F. Beswerda,een goede vriend van mij, was één van de eerste kwekers in
Nederland die succesvol kweekte met lories. Na jarenlang
geëxperimenteerd te hebben met de voeding voor zijn lories ontwikkelde
hij uiteindelijk een recept waarmee hij zeer goede kweekresultaten
behaalde en haalt. Dit recept bestaat uit twee gelijke delen en ziet er
als volgt uit:
1. Een
moes van fruit en groente. Deze wordt gemaakt van appels, peren,
aardbeien, ananas, wortelen, komkommers en andere groente- en
fruitsoorten die op dat moment beschikbaar zijn (geen bananen en
sinaasappelen, deze kunnen namelijk darmstoornissen veroorzaken).
2. Een
mengsel van nutrix rijstebloem, bambix, eivoer en insectenvoer, waaraan
vervolgens nog een theekopje roosvicè, twee theelepeltjes gistocal, een
half theelepeltje zeewier, een dessertlepel multivitamine, een theekopje
druivensuiker en een flinke hoeveelheid honing wordt toegevoegd.**
Bovenstaand mengsel wordt vervolgens aangelengd met water tot dat het de
dikte heeft bereikt van yoghurt. Het voer kan in grotere porties worden
aangemaakt en in de diepvries bewaard.
** Voor ´mengsel 2´ kan eventueel ook een kant en klaar lorivoer
gebruikt worden.
Bovenstaande voeding kan eventueel dagelijks nog worden aangevuld met
een weinig zonnebloempitten en trosgierst (wordt niet door alle soorten
gegeten).
Naast bovenstaande voeding kunnen, indien voorradig, wilgentakken en
onrijpe gras- en onkruidzaden aan de vogels gegeven worden.

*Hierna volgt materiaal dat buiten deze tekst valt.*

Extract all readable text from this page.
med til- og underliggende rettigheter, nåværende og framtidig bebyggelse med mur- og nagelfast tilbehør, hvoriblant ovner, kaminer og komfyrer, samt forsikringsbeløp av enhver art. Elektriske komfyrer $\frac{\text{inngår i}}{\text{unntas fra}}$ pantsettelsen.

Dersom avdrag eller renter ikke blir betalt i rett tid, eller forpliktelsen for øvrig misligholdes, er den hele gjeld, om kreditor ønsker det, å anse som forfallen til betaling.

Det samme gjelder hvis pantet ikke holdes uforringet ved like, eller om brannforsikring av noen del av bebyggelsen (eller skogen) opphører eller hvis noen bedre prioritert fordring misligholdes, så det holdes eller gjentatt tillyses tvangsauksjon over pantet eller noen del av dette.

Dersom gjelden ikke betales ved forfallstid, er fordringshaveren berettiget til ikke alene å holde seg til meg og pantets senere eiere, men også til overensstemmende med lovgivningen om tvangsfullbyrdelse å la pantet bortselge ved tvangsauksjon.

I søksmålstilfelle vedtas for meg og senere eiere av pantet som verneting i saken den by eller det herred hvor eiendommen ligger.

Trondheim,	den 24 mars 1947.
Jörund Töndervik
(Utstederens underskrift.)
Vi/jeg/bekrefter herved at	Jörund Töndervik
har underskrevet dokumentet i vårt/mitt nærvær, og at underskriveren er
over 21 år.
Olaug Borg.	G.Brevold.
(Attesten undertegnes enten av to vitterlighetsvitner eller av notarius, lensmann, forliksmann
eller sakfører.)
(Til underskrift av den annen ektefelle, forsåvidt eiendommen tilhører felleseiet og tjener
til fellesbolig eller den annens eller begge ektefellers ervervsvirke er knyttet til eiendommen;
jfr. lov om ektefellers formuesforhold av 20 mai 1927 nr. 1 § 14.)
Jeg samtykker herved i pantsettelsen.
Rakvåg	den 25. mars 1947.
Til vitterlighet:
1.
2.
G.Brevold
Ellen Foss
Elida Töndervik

Verder is belangrijk om het voedsel van lories in vrij zware voerbakjes
aan te bieden. Dit voorkomt dat de vogels ze omgooien en of er mee gaan
spelen, wat ze graag doen! Verder is het van belang dat het voer niet te
dik is. Bij het oplikken van het lorivoer met de penseeltong steken ze
de snavel vrij diep in het voer. Hierbij komt voer op de bevedering wat
ze vervolgens verwijderen door met de kop te schudden. Bij een te dik
voer zullen de resten van de kop ´vliegen´ en overal in de volière
terecht komen. Daarnaast zullen er bij een te dik voer voedselresten aan
de snavel blijven kleven, die op den duur een korst kunnen vormen op en
boven de snavel. Dit kan op zijn beurt weer aanleiding geven tot
vervelende schimmelinfecties bij de vogels.
Huisvesting van lories
Een volière voor lories dient een minimale lengte te bezitten van 3
á
4 meter, een breedte van 1 meter en een hoogte van ca. 2 meter. Een
langere volière is niet echt nodig omdat lories geen typische vliegers
zijn. Ze houden meer van klauteren, springen en klimmen. De volière
dient daarom klimbomen, dikke stukken touw en ander speelgerei te
bevatten. Verder moet
het
verblijf gemakkelijk schoon te houden zijn, dit in verband met de dunne
ontlasting van de vogels. Dit betekent dat de de wanden en de vloeren
het beste van gladde materialen, bijvoorbeeld trespa of tegeltjes kan
zijn vervaardigd.
Kweken met de lori van de blauwe bergen in de volière
Vergelijkbaar met de groenneklori, zie aldaar.
Bijzonderheden
Bij T. h. moluccanus
hebben zich inmiddels als een groot aantal mutaties voorgedaan.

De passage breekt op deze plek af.